23 Spieler hat Bundestrainer Joachim Löw für die EM nominiert. Wirklich zu zählen scheint er nicht auf alle.

23 Spieler hat Bundestrainer Joachim Löw für die EM nominiert. Wirklich zu zählen scheint er nicht auf alle.

(Foto: dpa)

Traut Joachim Löw auch den Reservisten der DFB-Elf zu, in einem EM-Spiel zu bestehen? Absolut, betont der Bundestrainer stets. Nun sind drei Stammspieler verletzt - und Löws Vertrauens-Mantra wird auf eine ganz harte Probe gestellt.

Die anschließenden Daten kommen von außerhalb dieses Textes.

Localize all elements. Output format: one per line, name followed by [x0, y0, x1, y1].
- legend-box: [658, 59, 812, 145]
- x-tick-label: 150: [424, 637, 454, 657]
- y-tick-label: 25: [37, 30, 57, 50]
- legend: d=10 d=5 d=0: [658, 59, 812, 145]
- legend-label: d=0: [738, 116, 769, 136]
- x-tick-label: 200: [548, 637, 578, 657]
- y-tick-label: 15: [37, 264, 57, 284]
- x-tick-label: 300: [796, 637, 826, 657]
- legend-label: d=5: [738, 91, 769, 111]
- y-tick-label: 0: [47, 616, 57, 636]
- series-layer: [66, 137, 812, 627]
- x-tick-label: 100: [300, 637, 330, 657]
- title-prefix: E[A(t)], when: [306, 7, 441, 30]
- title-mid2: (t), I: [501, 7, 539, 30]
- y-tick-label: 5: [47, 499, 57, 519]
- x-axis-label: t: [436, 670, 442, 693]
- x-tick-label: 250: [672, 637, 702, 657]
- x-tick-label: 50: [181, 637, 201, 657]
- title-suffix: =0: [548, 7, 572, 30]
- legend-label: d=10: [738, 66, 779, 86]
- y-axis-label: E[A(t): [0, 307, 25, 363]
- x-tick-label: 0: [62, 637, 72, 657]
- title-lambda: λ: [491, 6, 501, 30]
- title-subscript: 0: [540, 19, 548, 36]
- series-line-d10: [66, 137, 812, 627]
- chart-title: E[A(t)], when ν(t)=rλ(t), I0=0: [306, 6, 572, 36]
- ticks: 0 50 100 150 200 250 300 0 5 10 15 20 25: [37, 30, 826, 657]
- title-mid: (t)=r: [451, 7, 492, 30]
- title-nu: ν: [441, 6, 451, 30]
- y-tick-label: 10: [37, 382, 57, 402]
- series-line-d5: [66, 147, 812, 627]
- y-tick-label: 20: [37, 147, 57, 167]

Es ist eine dieser überdosierten Ausgerechnet-Geschichten des Fußballs. Und bei genauer Betrachtung sind es sogar drei Geschichten. Am frühen Sonntagabend verschickte der DFB eine SMS an die Journalisten, die aus dem Quartier der deutsche Nationalmannschaft in Évian berichten. Der Inhalt: Für Angreifer Mario Gomez ist die Europameisterschaft vorbei. Er hat sich einen Muskelfaserriss im Oberschenkel zugezogen. Doch damit nicht genug: Sami Khedira hat eine Adduktorenverletzung. Ob er am Donnerstag in Marseille beim Halbfinale gegen Gastgeber Frankreich spielen kann, ist fraglich. Und Kapitän Bastian Schweinsteiger hat sich ein Außenband im Knie gezerrt. Auch sein Einsatz steht auf der Kippe.

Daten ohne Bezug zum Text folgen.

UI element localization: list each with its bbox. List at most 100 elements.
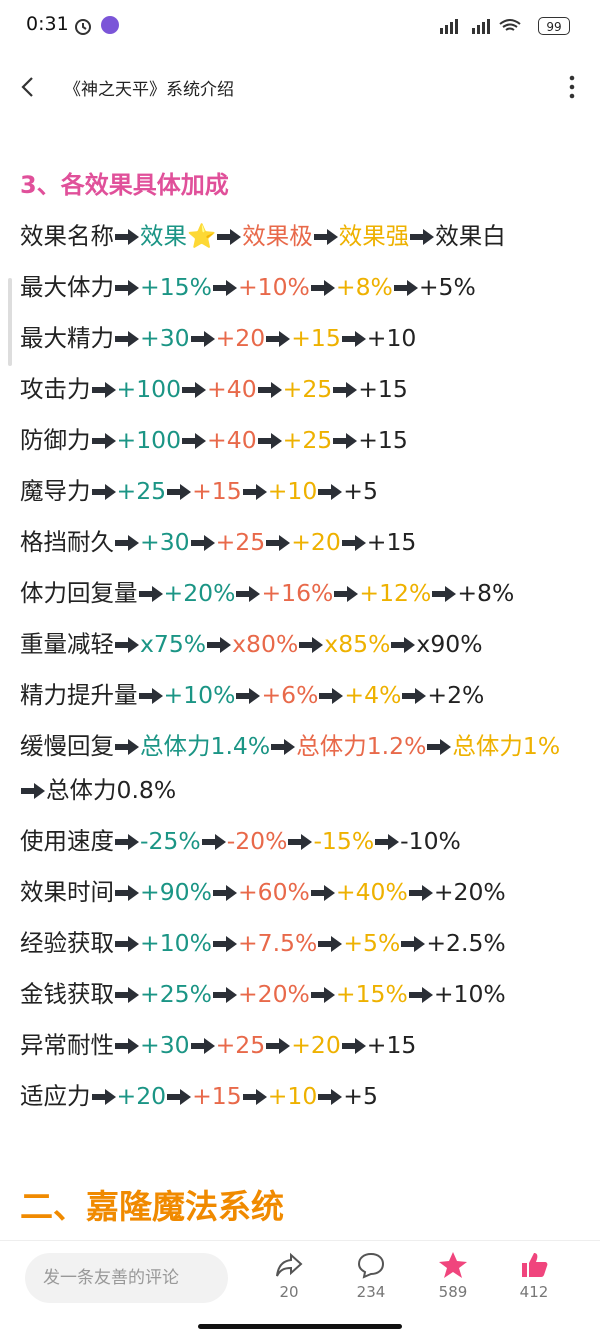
arrow-icon <box>266 535 291 551</box>
effect-value: +10% <box>140 929 212 957</box>
arrow-icon <box>242 484 267 500</box>
arrow-icon <box>318 1089 343 1105</box>
effect-value: +10 <box>267 1082 318 1110</box>
arrow-icon <box>115 331 139 347</box>
arrow-icon <box>91 433 116 449</box>
arrow-shape <box>182 382 207 398</box>
comment-icon <box>357 1252 385 1279</box>
arrow-icon <box>410 229 435 245</box>
arrow-shape <box>266 331 291 347</box>
arrow-shape <box>257 382 282 398</box>
effect-value: +7.5% <box>237 929 318 957</box>
arrow-shape <box>391 637 416 653</box>
arrow-icon <box>242 1089 267 1105</box>
arrow-icon <box>190 535 215 551</box>
favorite-button[interactable]: 589 <box>423 1251 483 1301</box>
arrow-icon <box>393 280 418 296</box>
arrow-shape <box>115 331 139 347</box>
effect-value: +25 <box>116 477 167 505</box>
more-button[interactable] <box>564 74 580 100</box>
effect-value: +20% <box>433 878 506 906</box>
arrow-icon <box>91 382 116 398</box>
arrow-icon <box>167 484 192 500</box>
back-button[interactable] <box>18 76 38 98</box>
effect-name: 防御力 <box>20 426 91 454</box>
arrow-icon <box>375 834 400 850</box>
effect-value: +25 <box>215 1031 266 1059</box>
arrow-icon <box>334 586 359 602</box>
effect-value: +25 <box>282 375 333 403</box>
arrow-icon <box>341 1038 366 1054</box>
effect-value: +15 <box>358 426 408 454</box>
arrow-icon <box>21 783 45 799</box>
effect-value: +40 <box>207 426 257 454</box>
share-button[interactable]: 20 <box>259 1251 319 1301</box>
effect-value: +10% <box>433 980 506 1008</box>
effect-value: +10% <box>237 273 310 301</box>
effect-row: 精力提升量 +10% +6% +4% +2% <box>20 673 585 717</box>
effect-name: 异常耐性 <box>20 1031 114 1059</box>
arrow-icon <box>318 484 343 500</box>
arrow-icon <box>115 637 139 653</box>
comment-button[interactable]: 234 <box>341 1251 401 1301</box>
effect-value: +4% <box>344 681 402 709</box>
arrow-icon <box>201 834 226 850</box>
effect-value: +5 <box>343 1082 378 1110</box>
article: 3、各效果具体加成 效果名称 效果⭐ 效果极 效果强 效果白 最大体力 +15% +10% +8… <box>20 162 585 1228</box>
arrow-shape <box>402 688 427 704</box>
share-icon <box>276 1252 303 1277</box>
arrow-icon <box>266 331 291 347</box>
comment-input[interactable]: 发一条友善的评论 <box>25 1253 228 1303</box>
like-button[interactable]: 412 <box>504 1251 564 1301</box>
arrow-icon <box>401 936 426 952</box>
arrow-icon <box>319 688 344 704</box>
arrow-shape <box>288 834 313 850</box>
arrow-shape <box>271 739 296 755</box>
effect-value: 总体力1.2% <box>296 732 427 760</box>
effect-value: +20 <box>291 528 341 556</box>
arrow-shape <box>115 229 139 245</box>
arrow-shape <box>401 936 426 952</box>
effect-row: 最大精力 +30 +20 +15 +10 <box>20 316 585 360</box>
effect-value: -20% <box>226 827 288 855</box>
arrow-shape <box>190 1038 215 1054</box>
effect-row: 攻击力 +100 +40 +25 +15 <box>20 367 585 411</box>
arrow-shape <box>91 382 116 398</box>
effect-value: +12% <box>359 579 432 607</box>
arrow-shape <box>115 739 139 755</box>
effect-value: +30 <box>140 528 190 556</box>
arrow-shape <box>318 484 343 500</box>
arrow-shape <box>333 433 358 449</box>
page-title: 《神之天平》系统介绍 <box>64 80 234 100</box>
arrow-icon <box>236 688 261 704</box>
effect-value: x85% <box>324 630 391 658</box>
arrow-shape <box>115 987 139 1003</box>
arrow-icon <box>217 229 242 245</box>
arrow-icon <box>212 280 237 296</box>
arrow-shape <box>375 834 400 850</box>
effect-name: 适应力 <box>20 1082 91 1110</box>
arrow-icon <box>333 382 358 398</box>
effect-value: -15% <box>313 827 375 855</box>
arrow-shape <box>207 637 232 653</box>
arrow-shape <box>91 1089 116 1105</box>
arrow-icon <box>182 382 207 398</box>
arrow-icon <box>138 586 163 602</box>
arrow-shape <box>236 586 261 602</box>
favorite-icon <box>439 1252 467 1278</box>
arrow-icon <box>333 433 358 449</box>
arrow-shape <box>190 535 215 551</box>
like-count: 412 <box>519 1283 549 1301</box>
arrow-icon <box>288 834 313 850</box>
effect-name: 格挡耐久 <box>20 528 114 556</box>
arrow-shape <box>427 739 452 755</box>
effect-value: -10% <box>400 827 461 855</box>
effect-name: 精力提升量 <box>20 681 138 709</box>
effect-value: +5 <box>343 477 378 505</box>
arrow-icon <box>115 834 139 850</box>
effect-name: 最大体力 <box>20 273 114 301</box>
arrow-icon <box>391 637 416 653</box>
arrow-shape <box>341 535 366 551</box>
effect-value: 效果极 <box>242 222 313 250</box>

Für jeden dieser Spieler ist das ein harter Schlag. Für Gomez, weil er bei dieser EM eine neue, kaum für mögliche gehaltene Wertschätzung des Bundestrainers Joachim Löw erfahren hat. Und weil die Fans ihn feierten, nachdem sie ihn früher auch dank TV-Kritiker Mehmet Scholl als Chancentod verspottet hatten. Khedira trifft das drohende Aus, weil er schon beim WM-Triumph 2014 das Finale gegen Argentinien verpasste, als er sich beim Aufwärmen verletzte. Und Schweinsteiger, weil sein Körper partout nicht mehr so will, wie der Kapitän es erzwingen möchte.

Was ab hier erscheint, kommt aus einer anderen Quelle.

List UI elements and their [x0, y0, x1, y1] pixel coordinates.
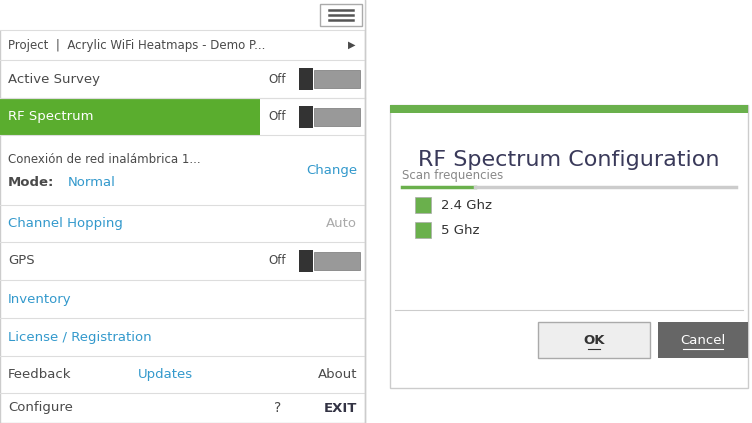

So sehr sie nach dem ebenso glücklichen wie verdienten Sieg im Viertelfinale über Italien am Samstagabend in Bordeaux gejubelt haben, so erleichtert und froh sie nach dem grotesken Elfmeterschießen waren, so teuer müssen sie diesen Kampf nun bezahlen.

Anleihen bei der Bundeskanzlerin

Wenn Bundeskanzlerin und Bundestrainer volles Vertrauen haben, schrillen die Alarmglocken.

Wenn Bundeskanzlerin und Bundestrainer volles Vertrauen haben, schrillen die Alarmglocken.

(Foto: picture alliance / dpa)

"Es ist sehr bitter, wenn in der entscheidenden Phase des Turniers wichtige Spieler ausfallen. Besonders für Mario tut es mir leid. Er hat bei der EM starke Leistungen gezeigt und der Mannschaft nicht nur mit seinen Toren sehr geholfen", sagte der Bundestrainer noch am Sonntagabend. "Für uns heißt das, dass wir die neue Situation annehmen und Lösungen finden müssen. Und das werden wir. Die Qualität des Kaders ist hoch, ich habe volles Vertrauen in alle Spieler."

Löw klingt wie Kanzlerin Angela Merkel, wenn sie einen in die Kritik geratenen Minister stützen will. Und wie bei der Bundeskanzlerin stellt sich auch beim Bundestrainer die Frage: Ist das wirklich so? Löw hat das zwar in den vergangenen Wochen mehrmals betont. Aber was soll er auch sonst sagen, er musste ja schließlich 23 Spieler für die EM nominieren.

Vertrauen nur Guardiola'sche Worthülse?

Es drängt sich der Verdacht auf, dass Löw insgeheim die Hoffnung hegte, sich nie an seinen Worten messen lassen zu müssen. So wie der britische Noch-Premier David Cameron, der durch diese missglückte Taktik zum Totengräber Europas werden könnte. Für Löw ist die Lage nicht annähernd so dramatisch. Aber für ihn ist jetzt der Zeitpunkt gekommen, an dem er zeigen muss, ob sein Vertrauen in die Reservisten tatsächlich groß ist - oder doch nur eine guardioleske tiptopsuper Worthülse.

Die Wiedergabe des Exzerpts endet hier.